Figure 3. The UV spectra and FT-IR spectra of CSFP, CSFP1-β, and CSFP2-α. (A–C) The UV spectra, and (D–F) the FT-IR spectra.

Monosaccharide Composition and Molecular Weight Analysis

It is well-known that polysaccharides are formed by a series of monosaccharides linked by glycosidic bonds. On the basis of monosaccharide composition, polysaccharides can be divided into homopolysaccharides and heteropolysaccharides (42). For heteropolysaccharides, in addition to the different types and ordering of their monosaccharide units, heteropolysaccharides also have various types and sequences of glycosidic bonds, which also result in structural diversity (43). As shown in Figure 4, the monosaccharide composition analysis indicated that CSFP were mainly composed of glucose, mannose, galactose, and rhamnose in molar ratios of 1.07: 0.38: 0.11: 0.02. CSFP1-β was mainly composed of glucose, galactose, and mannose in molar ratios of 3.92: 3.61: 2.44. Furthermore, CSFP2-α was a key component of glucose. The results showed that glucose was the most abundant of the three polysaccharides, and CSFP purified by DEAE-cellulose-52 and Sephacryl S-400 could not only change its monosaccharide composition, but also affect its molar ratio. Furthermore, to a certain extent, the monosaccharide composition of polysaccharides affects the biological activity of polysaccharides (44). Liu et al. (45) found that the active substance that played an antioxidant role in the Agrocybe cylindracea may be attributed to the presence of Glc and Gal. Hen et al. (46) found that the antioxidant effect of P. eryngii may be due to the presence of Man, Rha, and GalA.

FIGURE 4

Figure 4. Ion chromatography profiles of the monosaccharide standards, CSFP, CSFP1-β, and CSFP2-α. (A,C) The monosaccharide standards, (B) CSFP, (D) CSFP1-β, and (E) CSFP2-α. Fuc, Ara, Rha, Gal, Glc, Xyl, Man, Fru, and Rib represent fucose, arabinose, rhamnose, galactose, glucose, xylose, mannose, fructose, and ribose, respectively.

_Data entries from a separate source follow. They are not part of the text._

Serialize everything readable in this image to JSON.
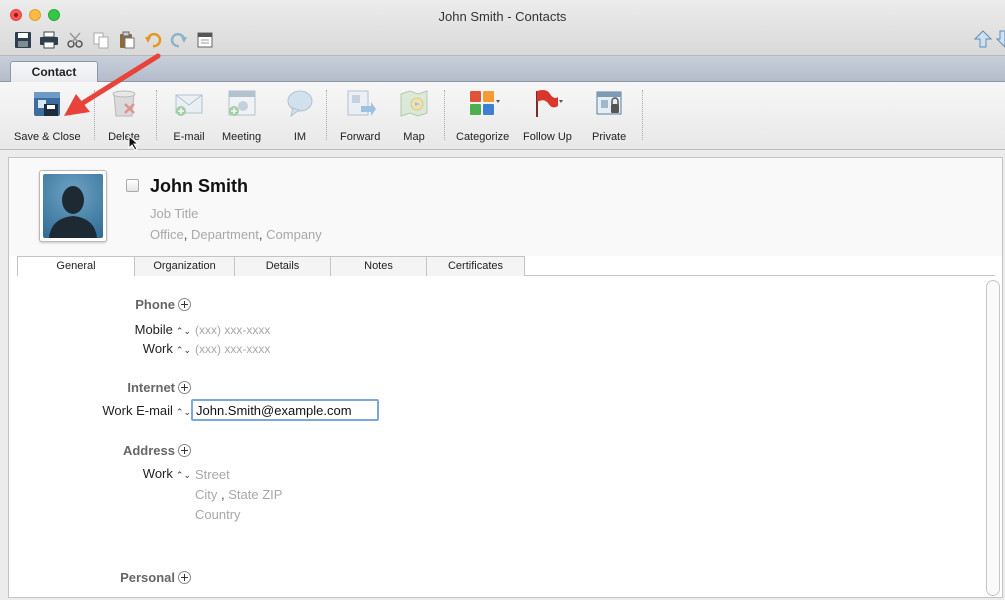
{
  "window": {
    "title": "John  Smith - Contacts"
  },
  "ribbon_tab": "Contact",
  "ribbon": {
    "buttons": [
      {
        "label": "Save & Close",
        "icon": "save-close-icon"
      },
      {
        "label": "Delete",
        "icon": "trash-icon"
      },
      {
        "label": "E-mail",
        "icon": "email-icon"
      },
      {
        "label": "Meeting",
        "icon": "calendar-icon"
      },
      {
        "label": "IM",
        "icon": "chat-bubble-icon"
      },
      {
        "label": "Forward",
        "icon": "forward-icon"
      },
      {
        "label": "Map",
        "icon": "map-icon"
      },
      {
        "label": "Categorize",
        "icon": "categorize-icon"
      },
      {
        "label": "Follow Up",
        "icon": "flag-icon"
      },
      {
        "label": "Private",
        "icon": "private-icon"
      }
    ]
  },
  "contact": {
    "name": "John  Smith",
    "job_title_placeholder": "Job Title",
    "office_placeholder": "Office",
    "department_placeholder": "Department",
    "company_placeholder": "Company",
    "org_separator": ","
  },
  "tabs": [
    "General",
    "Organization",
    "Details",
    "Notes",
    "Certificates"
  ],
  "form": {
    "phone": {
      "section": "Phone",
      "mobile_label": "Mobile",
      "mobile_placeholder": "(xxx) xxx-xxxx",
      "work_label": "Work",
      "work_placeholder": "(xxx) xxx-xxxx"
    },
    "internet": {
      "section": "Internet",
      "email_label": "Work E-mail",
      "email_value": "John.Smith@example.com"
    },
    "address": {
      "section": "Address",
      "work_label": "Work",
      "street_placeholder": "Street",
      "city_placeholder": "City",
      "city_separator": ",",
      "state_zip_placeholder": "State ZIP",
      "country_placeholder": "Country"
    },
    "personal": {
      "section": "Personal"
    }
  },
  "colors": {
    "accent_focus": "#7aa7e0",
    "annotation_arrow": "#e8433b"
  }
}
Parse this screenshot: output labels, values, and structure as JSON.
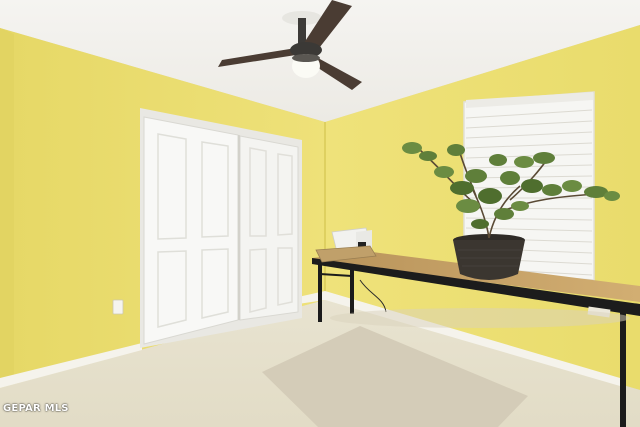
{
  "watermark": {
    "text": "GEPAR MLS"
  },
  "colors": {
    "wall": "#ecdf6e",
    "wall_shadow": "#dccf5c",
    "ceiling": "#f3f2ee",
    "floor": "#e6e0cc",
    "rug": "#d3cbb6",
    "door": "#f7f7f5",
    "baseboard": "#f6f5ee",
    "table_top": "#c9a466",
    "table_frame": "#1b1b1b",
    "pot": "#3a352f",
    "leaves": "#5e7f3a"
  }
}
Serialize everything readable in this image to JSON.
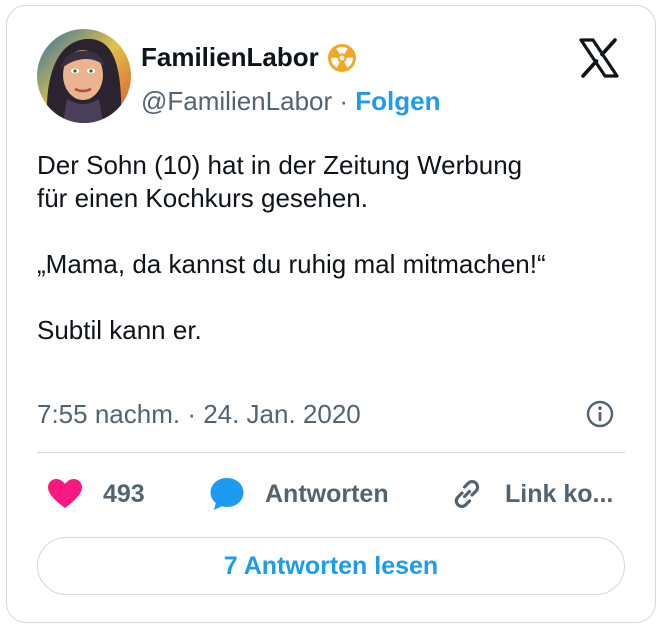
{
  "author": {
    "name": "FamilienLabor",
    "handle": "@FamilienLabor",
    "separator": " · ",
    "follow_label": "Folgen"
  },
  "icons": {
    "avatar": "profile-picture",
    "badge": "radioactive-badge-icon",
    "platform": "x-logo-icon",
    "info": "info-icon",
    "like": "heart-icon",
    "reply": "speech-bubble-icon",
    "link": "link-icon"
  },
  "tweet": {
    "text": "Der Sohn (10) hat in der Zeitung Werbung\nfür einen Kochkurs gesehen.\n\n„Mama, da kannst du ruhig mal mitmachen!“\n\nSubtil kann er.",
    "timestamp": "7:55 nachm. · 24. Jan. 2020"
  },
  "actions": {
    "likes": "493",
    "reply_label": "Antworten",
    "link_label": "Link ko..."
  },
  "read_replies_label": "7 Antworten lesen",
  "colors": {
    "accent": "#1d9bf0",
    "like": "#f91880",
    "text": "#0f1419",
    "secondary": "#536471",
    "border": "#cfd9de",
    "badge": "#f5a623"
  }
}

In general, the Mw distribution of polysaccharides determines its many physico-chemical properties and biological activity (47). Therefore, the Mw values of CSFP and its purified components (CSFP1-β, CSFP2-α) were determined by HPGPC in this study. As shown in Table 2, the Mw of CSFP was 1.948 × 10⁴ Da. After DEAE-cellulose-52 and Sephacryl S-400 purification, all HPGPC chromatograms of the CSFP1-β and CSFP2-α exhibited two or three peaks, indicating that they were heteropolysaccharides. Results showed that three peaks of CSFP1-β were present at 5.16 × 10⁴ Da (30.62%), 2.462 × 10⁴ Da (38.58%), and 7.086 × 10³ Da (30.81%), respectively. In addition, two peaks of CSFP2-α were found at 4.029 × 10⁶ Da (87.12%) and 1.579 × 10³ Da (12.88%), respectively. Results showed that the Mw values of purified components (CSFP1-β, CSFP2-α) were higher than that of the pectic polysaccharides in okra (Abelmoschus esculentus) (48). In addition, polysaccharides with high Mw may have better biological activities. Studies have shown that the Mw of Lentinan is roughly 500 kDa and Lentinus edodes polysaccharide is a common, well-established medicinal fungal polysaccharide that has been used as a pharmaceutical agent (49, 50). A polysaccharide-like substance, also called sizofiran, is produced by Schizophyllum, which has a Mw of 100–200 kDa (51). Studies have shown that low-Mw polysaccharides can penetrate immune cells and stimulate. The superior activity of high-Mw polysaccharides may be due to a better binding affinity for carbohydrate receptors of immune cells (52). All in all, the role of Mw in the biological activity of polysaccharides is very important.

TABLE 2

Table 2. Changes in molecular weight (Mw) and molar ratio of monosaccharide compositions of CSFP, CSFP1-β, and CSFP2-α.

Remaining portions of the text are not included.